You get like a big shootout or a big action sequence where it's like one dude taking on a whole army of other guys. And what you'll notice is the one guy that's kicking everybody's butt is like killing three or four dudes. But in the background, you just see people running back and forth behind you. That's just how movies are made. I know. It doesn't make any sense. But that's how they've been made since the dawn of time.
And it's very exciting because you're thinking this one guy is kicking the hell out of probably 125 vampires. But then, really, it's just a lot of running back and forth. By the way, he's one dude. If all of the vampires in that weird meat rave situation just jumped on him, he couldn't do anything. I mean, speaking of that, why in a meat storage place? Because it's got blood fountains, man. Yeah.

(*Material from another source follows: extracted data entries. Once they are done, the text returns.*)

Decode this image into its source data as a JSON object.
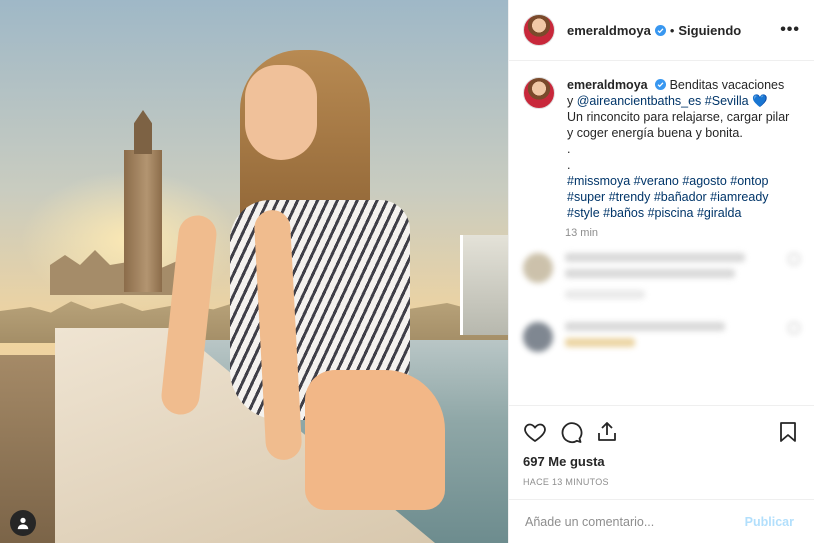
{
  "post": {
    "username": "emeraldmoya",
    "follow_status": "Siguiendo",
    "dot": "•",
    "more": "•••",
    "caption_line1_rest": "Benditas vacaciones",
    "caption_y": "y",
    "caption_mention": "@aireancientbaths_es",
    "caption_hashtag_sevilla": "#Sevilla",
    "caption_heart": "💙",
    "caption_line3": "Un rinconcito para relajarse, cargar pilar y coger energía buena y bonita.",
    "caption_dot1": ".",
    "caption_dot2": ".",
    "caption_hashtags": "#missmoya #verano #agosto #ontop #super #trendy #bañador #iamready #style #baños #piscina #giralda",
    "caption_age": "13 min",
    "likes": "697 Me gusta",
    "age": "HACE 13 MINUTOS",
    "comment_placeholder": "Añade un comentario...",
    "publish_label": "Publicar"
  },
  "colors": {
    "link": "#003569",
    "verified": "#3897f0",
    "publish_disabled": "#b2dffc"
  },
  "icons": [
    "verified-icon",
    "more-icon",
    "heart-icon",
    "comment-icon",
    "share-icon",
    "save-icon",
    "user-icon"
  ]
}
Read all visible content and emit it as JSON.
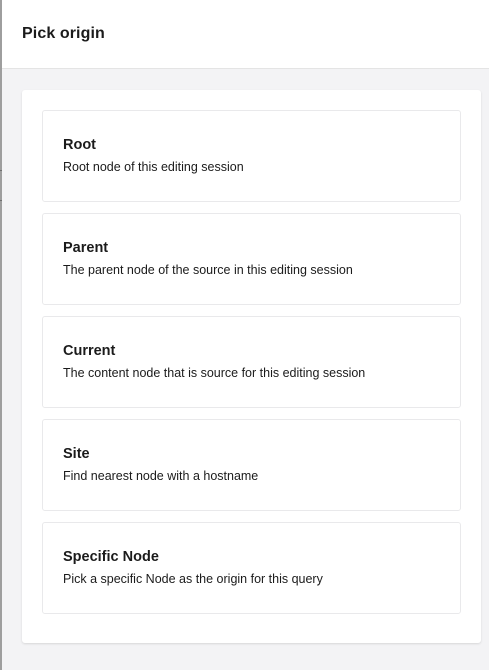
{
  "header": {
    "title": "Pick origin"
  },
  "options": [
    {
      "name": "Root",
      "description": "Root node of this editing session"
    },
    {
      "name": "Parent",
      "description": "The parent node of the source in this editing session"
    },
    {
      "name": "Current",
      "description": "The content node that is source for this editing session"
    },
    {
      "name": "Site",
      "description": "Find nearest node with a hostname"
    },
    {
      "name": "Specific Node",
      "description": "Pick a specific Node as the origin for this query"
    }
  ],
  "colors": {
    "background": "#f3f3f5",
    "panel": "#ffffff",
    "card_border": "#e9e9eb",
    "text": "#1b1b1b"
  }
}
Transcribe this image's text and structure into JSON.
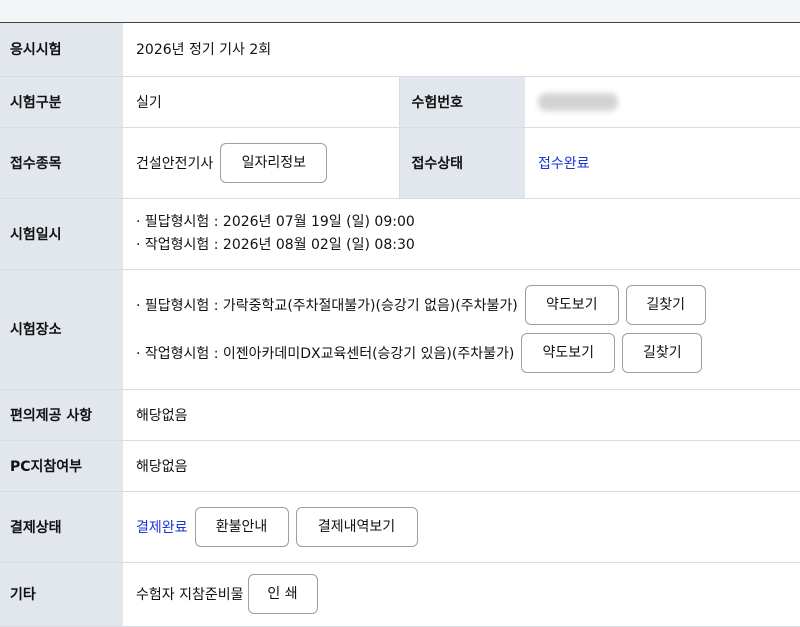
{
  "rows": {
    "exam": {
      "label": "응시시험",
      "value": "2026년 정기 기사 2회"
    },
    "category": {
      "label": "시험구분",
      "value": "실기",
      "number_label": "수험번호",
      "number_value": ""
    },
    "subject": {
      "label": "접수종목",
      "value": "건설안전기사",
      "job_button": "일자리정보",
      "status_label": "접수상태",
      "status_value": "접수완료"
    },
    "date": {
      "label": "시험일시",
      "written": "· 필답형시험 : 2026년 07월 19일 (일) 09:00",
      "practical": "· 작업형시험 : 2026년 08월 02일 (일) 08:30"
    },
    "place": {
      "label": "시험장소",
      "written": "· 필답형시험 : 가락중학교(주차절대불가)(승강기 없음)(주차불가)",
      "practical": "· 작업형시험 : 이젠아카데미DX교육센터(승강기 있음)(주차불가)",
      "map_button": "약도보기",
      "route_button": "길찾기"
    },
    "convenience": {
      "label": "편의제공 사항",
      "value": "해당없음"
    },
    "pc": {
      "label": "PC지참여부",
      "value": "해당없음"
    },
    "payment": {
      "label": "결제상태",
      "value": "결제완료",
      "refund_button": "환불안내",
      "history_button": "결제내역보기"
    },
    "etc": {
      "label": "기타",
      "value": "수험자 지참준비물",
      "print_button": "인 쇄"
    }
  },
  "colors": {
    "header_bg": "#e2e6ed",
    "link_blue": "#1a35d6",
    "border": "#d9dce1"
  }
}
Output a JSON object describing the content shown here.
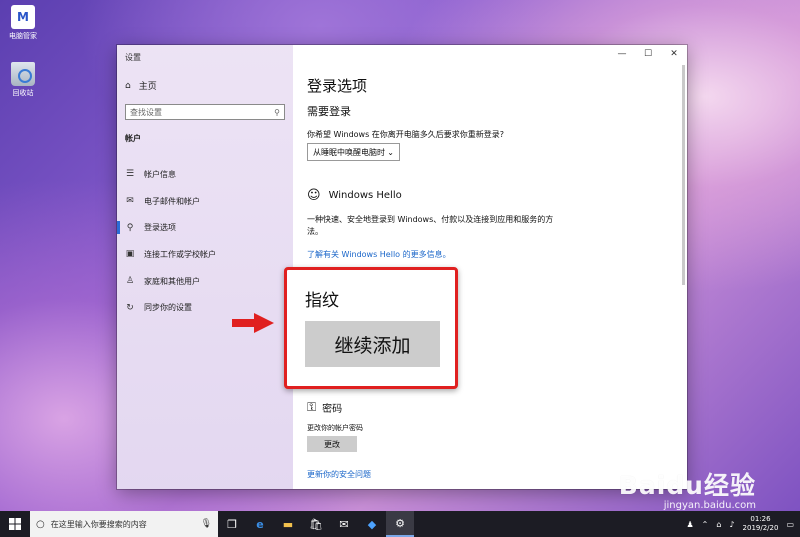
{
  "desktop": {
    "icons": [
      {
        "label": "电脑管家",
        "glyph": "M"
      },
      {
        "label": "回收站"
      }
    ]
  },
  "window": {
    "title": "设置",
    "controls": {
      "minimize": "—",
      "maximize": "☐",
      "close": "✕"
    }
  },
  "sidebar": {
    "home": "主页",
    "search_placeholder": "查找设置",
    "section": "帐户",
    "items": [
      {
        "label": "帐户信息",
        "icon": "person-card-icon",
        "glyph": "☰"
      },
      {
        "label": "电子邮件和帐户",
        "icon": "mail-icon",
        "glyph": "✉"
      },
      {
        "label": "登录选项",
        "icon": "key-icon",
        "glyph": "⚲",
        "active": true
      },
      {
        "label": "连接工作或学校帐户",
        "icon": "briefcase-icon",
        "glyph": "▣"
      },
      {
        "label": "家庭和其他用户",
        "icon": "people-icon",
        "glyph": "♙"
      },
      {
        "label": "同步你的设置",
        "icon": "sync-icon",
        "glyph": "↻"
      }
    ]
  },
  "content": {
    "title": "登录选项",
    "require_signin": "需要登录",
    "require_question": "你希望 Windows 在你离开电脑多久后要求你重新登录?",
    "require_option": "从睡眠中唤醒电脑时",
    "hello_title": "Windows Hello",
    "hello_desc": "一种快速、安全地登录到 Windows、付款以及连接到应用和服务的方法。",
    "hello_link": "了解有关 Windows Hello 的更多信息。",
    "password_title": "密码",
    "password_hint": "更改你的帐户密码",
    "password_button": "更改",
    "security_link": "更新你的安全问题"
  },
  "callout": {
    "title": "指纹",
    "button": "继续添加",
    "border_color": "#e02020"
  },
  "watermark": {
    "main": "Baidu经验",
    "sub": "jingyan.baidu.com"
  },
  "taskbar": {
    "search_placeholder": "在这里输入你要搜索的内容",
    "time": "01:26",
    "date": "2019/2/20"
  }
}
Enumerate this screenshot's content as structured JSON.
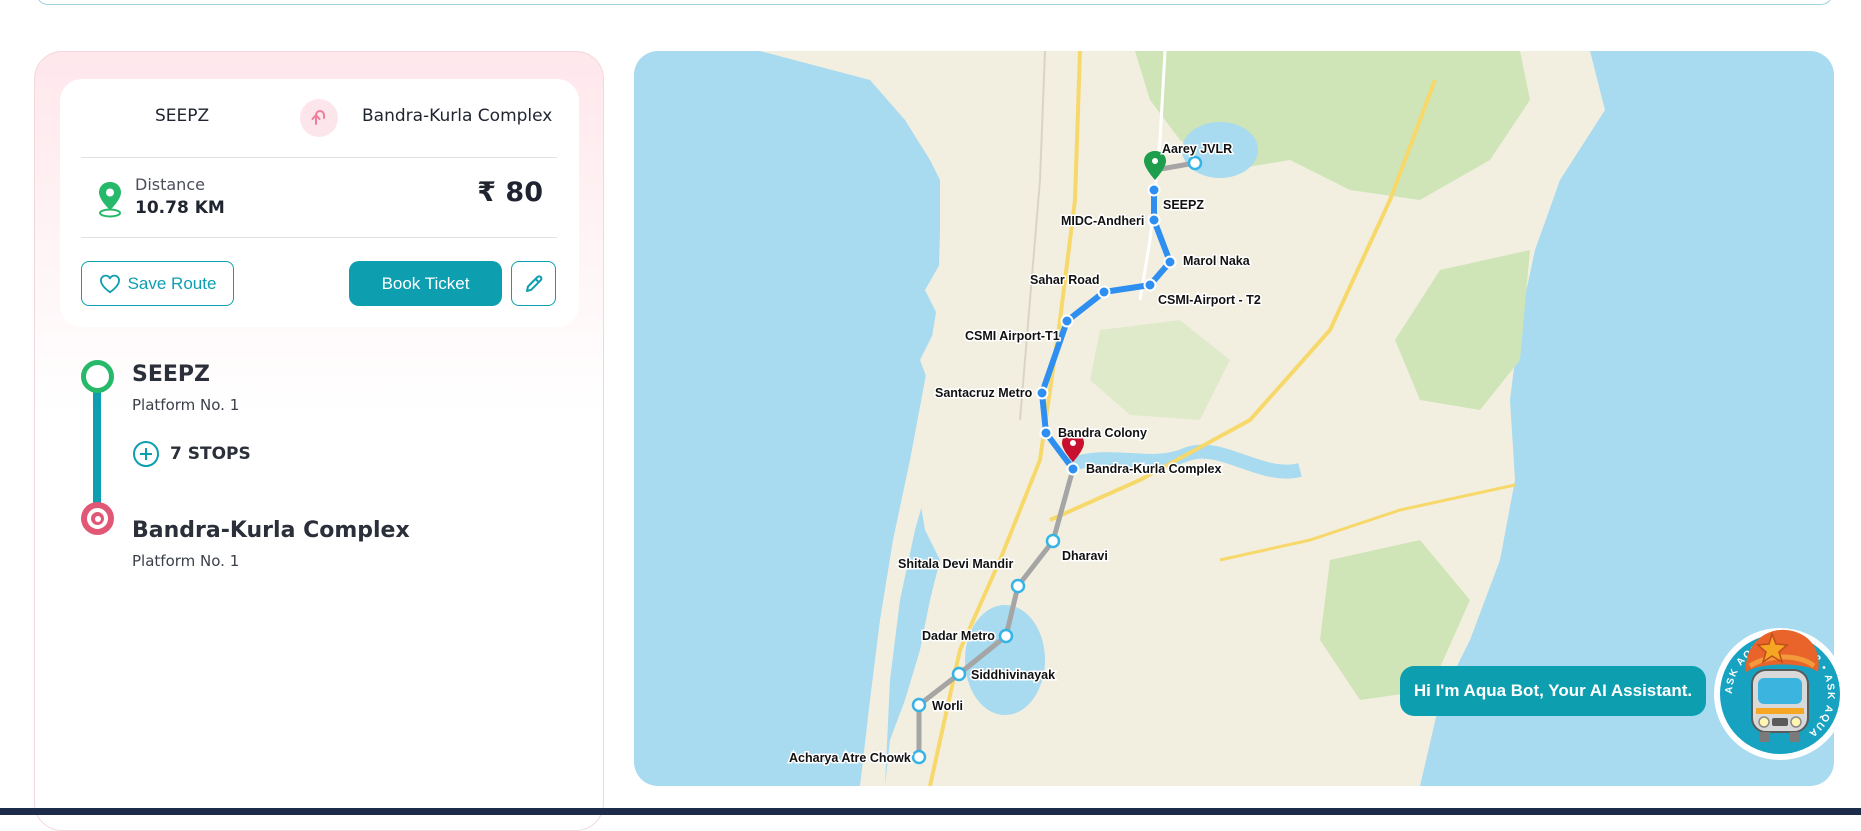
{
  "route": {
    "from": "SEEPZ",
    "to": "Bandra-Kurla Complex",
    "distance_label": "Distance",
    "distance_value": "10.78 KM",
    "fare": "₹ 80"
  },
  "actions": {
    "save_label": "Save Route",
    "book_label": "Book Ticket"
  },
  "journey": {
    "start_name": "SEEPZ",
    "start_platform": "Platform No. 1",
    "stops_label": "7 STOPS",
    "end_name": "Bandra-Kurla Complex",
    "end_platform": "Platform No. 1"
  },
  "map": {
    "station_labels": {
      "aarey": "Aarey JVLR",
      "seepz": "SEEPZ",
      "midc": "MIDC-Andheri",
      "marol": "Marol Naka",
      "sahar": "Sahar Road",
      "t2": "CSMI-Airport - T2",
      "t1": "CSMI Airport-T1",
      "santacruz": "Santacruz Metro",
      "bandra_colony": "Bandra Colony",
      "bkc": "Bandra-Kurla Complex",
      "dharavi": "Dharavi",
      "shitala": "Shitala Devi Mandir",
      "dadar": "Dadar Metro",
      "siddhivinayak": "Siddhivinayak",
      "worli": "Worli",
      "acharya": "Acharya Atre Chowk"
    },
    "colors": {
      "water": "#a8daf0",
      "land": "#f3efe0",
      "park": "#cfe5b8",
      "active_route": "#2f8ff0",
      "inactive_route": "#a5a5a5"
    }
  },
  "bot": {
    "greeting": "Hi I'm Aqua Bot, Your AI Assistant.",
    "badge_text": "ASK AQUA • LINE 3 • ASK AQUA"
  },
  "colors": {
    "brand": "#0d9fb0",
    "start": "#27b96a",
    "end": "#e05875"
  }
}
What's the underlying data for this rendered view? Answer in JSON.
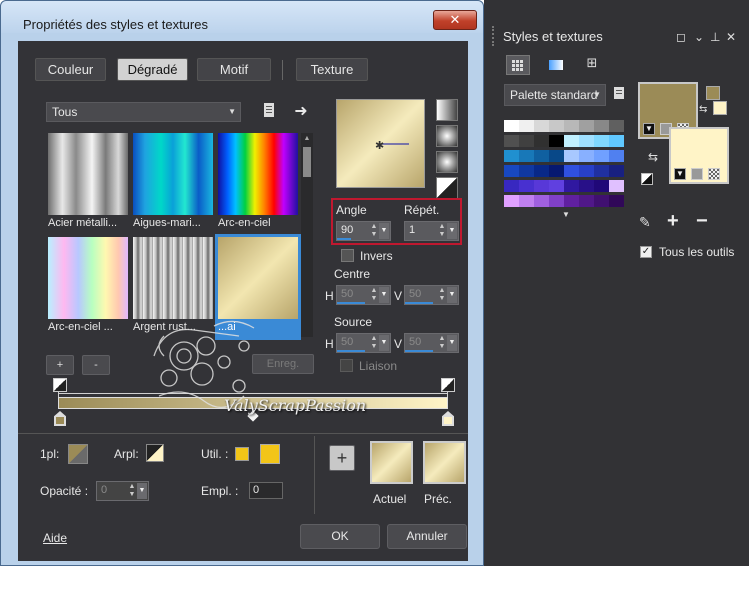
{
  "dialog": {
    "title": "Propriétés des styles et textures",
    "close": "✕"
  },
  "tabs": [
    {
      "label": "Couleur"
    },
    {
      "label": "Dégradé"
    },
    {
      "label": "Motif"
    },
    {
      "label": "Texture"
    }
  ],
  "preset_filter": {
    "value": "Tous"
  },
  "presets": [
    {
      "label": "Acier métalli..."
    },
    {
      "label": "Aigues-mari..."
    },
    {
      "label": "Arc-en-ciel"
    },
    {
      "label": "Arc-en-ciel ..."
    },
    {
      "label": "Argent rust..."
    },
    {
      "label": "...ai"
    }
  ],
  "buttons": {
    "add": "+",
    "remove": "-",
    "save": "Enreg.",
    "help": "Aide",
    "ok": "OK",
    "cancel": "Annuler"
  },
  "angle": {
    "label": "Angle",
    "value": "90"
  },
  "repeat": {
    "label": "Répét.",
    "value": "1"
  },
  "invert": {
    "label": "Invers"
  },
  "center": {
    "label": "Centre",
    "h_label": "H",
    "h_value": "50",
    "v_label": "V",
    "v_value": "50"
  },
  "source": {
    "label": "Source",
    "h_label": "H",
    "h_value": "50",
    "v_label": "V",
    "v_value": "50"
  },
  "link": {
    "label": "Liaison"
  },
  "bottom": {
    "first_plan_label": "1pl:",
    "back_plan_label": "Arpl:",
    "used_label": "Util. :",
    "opacity_label": "Opacité :",
    "opacity_value": "0",
    "location_label": "Empl. :",
    "location_value": "0",
    "current_label": "Actuel",
    "previous_label": "Préc."
  },
  "dock": {
    "title": "Styles et textures",
    "palette": "Palette standard",
    "all_tools": "Tous les outils",
    "plus": "+",
    "minus": "−"
  },
  "watermark": "ValyScrapPassion",
  "colors": {
    "gold": "#9b8b57",
    "cream": "#fff4c7",
    "accent_blue": "#3a8ad6",
    "highlight_red": "#c0182f",
    "util_yellow": "#f2c518"
  }
}
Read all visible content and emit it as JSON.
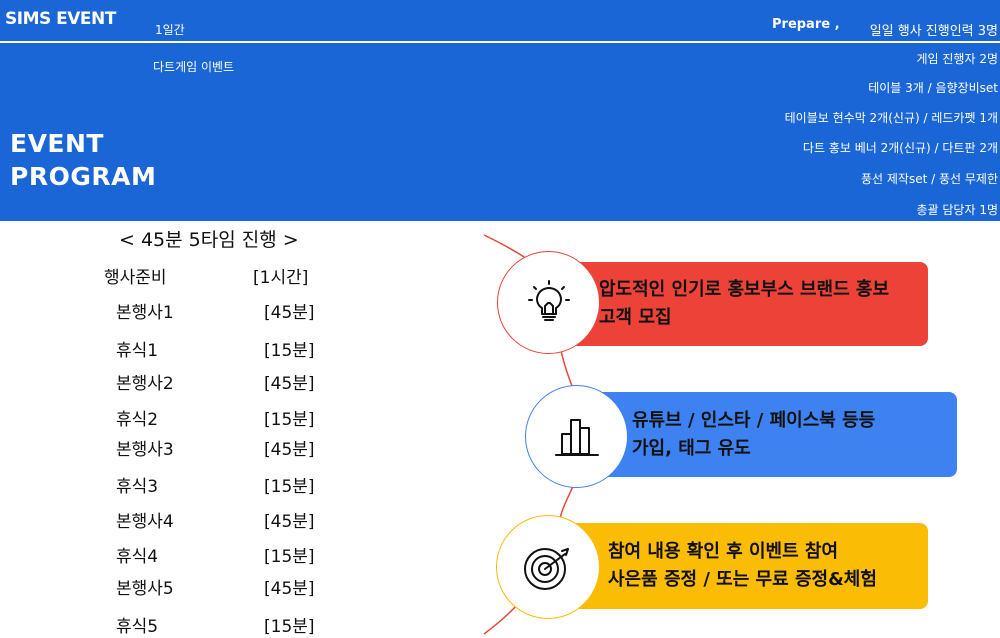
{
  "header": {
    "logo": "SIMS EVENT",
    "duration": "1일간",
    "event_name": "다트게임 이벤트",
    "prepare_label": "Prepare ,",
    "prep_items": [
      "일일 행사 진행인력 3명",
      "게임 진행자 2명",
      "테이블 3개 / 음향장비set",
      "테이블보 현수막 2개(신규) / 레드카펫 1개",
      "다트 홍보 베너 2개(신규) / 다트판 2개",
      "풍선 제작set / 풍선 무제한",
      "총괄 담당자 1명"
    ],
    "title_line1": "EVENT",
    "title_line2": "PROGRAM"
  },
  "schedule": {
    "title": "< 45분 5타임 진행 >",
    "rows": [
      {
        "name": "행사준비",
        "time": "[1시간]"
      },
      {
        "name": "본행사1",
        "time": "[45분]"
      },
      {
        "name": "휴식1",
        "time": "[15분]"
      },
      {
        "name": "본행사2",
        "time": "[45분]"
      },
      {
        "name": "휴식2",
        "time": "[15분]"
      },
      {
        "name": "본행사3",
        "time": "[45분]"
      },
      {
        "name": "휴식3",
        "time": "[15분]"
      },
      {
        "name": "본행사4",
        "time": "[45분]"
      },
      {
        "name": "휴식4",
        "time": "[15분]"
      },
      {
        "name": "본행사5",
        "time": "[45분]"
      },
      {
        "name": "휴식5",
        "time": "[15분]"
      }
    ]
  },
  "steps": [
    {
      "icon": "lightbulb-icon",
      "line1": "압도적인 인기로 홍보부스 브랜드 홍보",
      "line2": "고객 모집",
      "color": "#ec4238"
    },
    {
      "icon": "bar-chart-icon",
      "line1": "유튜브 / 인스타 / 페이스북 등등",
      "line2": "가입, 태그 유도",
      "color": "#3e82f2"
    },
    {
      "icon": "target-icon",
      "line1": "참여 내용 확인 후 이벤트 참여",
      "line2": "사은품 증정 / 또는 무료 증정&체험",
      "color": "#fbbc05"
    }
  ],
  "colors": {
    "header_bg": "#1a66d6",
    "curve": "#e8473b"
  }
}
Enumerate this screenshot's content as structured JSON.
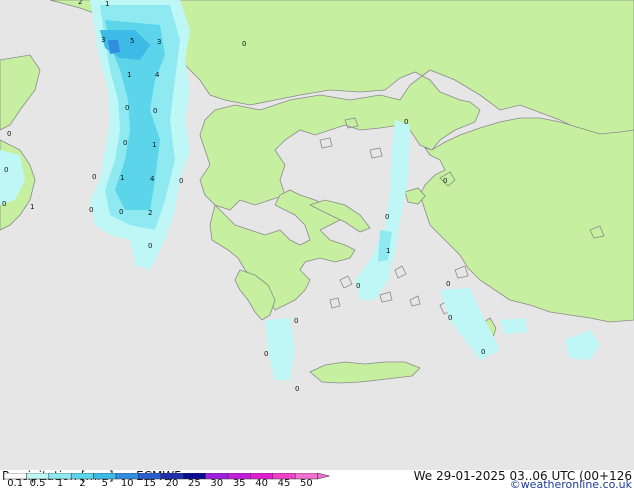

But still. That's another good question. Who the hell routed the blood into the sprinkler system? And what's going to happen if a fire breaks out? We're going to spray blood on it? That's not going to put a fire out. You need water for that, DeeDee. Come on, man. Come on. Get your vampire rave together. What are you even doing? Any other thoughts other than, you know, bad raves?
Any other thoughts? So what did we learn from that situation? What situation? If you're out partying and you meet an attractive young lady and she says, hey, we're going to go to another party and she leads you to a meat locker. That's where you're going to bid her a fond adieu, correct? You're going to say, oh, I had a great time with you tonight, young lady. Here's my phone number. Give me a call sometime. No. But I will not be partying with you in the weird meat locker butcher shop.
No way. You're thinking about going with her, aren't you? No, I just... That kid is... He looked so scared. Oh, yeah! I would be too. If I go to a party and all of a sudden blood is raining down from the ceiling and here comes a crazy guy in a trench coat and he's slicing and dicing and people are evaporating all around me, I would be scared. I would probably take a poop in my pants. Be honest with you. Oh, God. So would you. Don't lie. No. All right, man. Any other thoughts on Blade?
Nope. Any questions about how he fits into the MCU? There's also a secondary storyline where he teams up with Ghost Rider, Wolverine, Doctor Strange... and I think Iron Man for a minute to form another group called the Midnight Suns. Oh, my God. Yeah, yeah. I'll geek right out on you. Okay, so we're watching that one, too? There's no Midnight Suns movie.
But there is a Moon Knight TV show. Oh. So we're going to watch that too? Eventually. Yeah, I would like to. Come on. This is supposed to be 20 minutes, not 20 hours. We're at 24 minutes right now. 24! 24 minutes! Alright. Thank you very much, inmates, for joining us. Hope you enjoyed this installment of Boys in the Basement slash Kids in the Attic.
Into the basement verse. We will be joining you again very soon with Blade 2. Hope you're not a nerd like my dad. Oh, you are a nerd. If you're listening to this, you're probably a bigger nerd than I am. But not bigger than Jeff. Jeff is the... Jeff is the full nerd. Says you, you're a nerd about Warhammer. I am, and other things, but Jeff is the Marvel nerd. Everybody's a nerd about something, man. Like you and your...
Whatever. Exactly. Whatever you're nerding out over. Thank you again for joining us. We'll see you soon with Blade 2.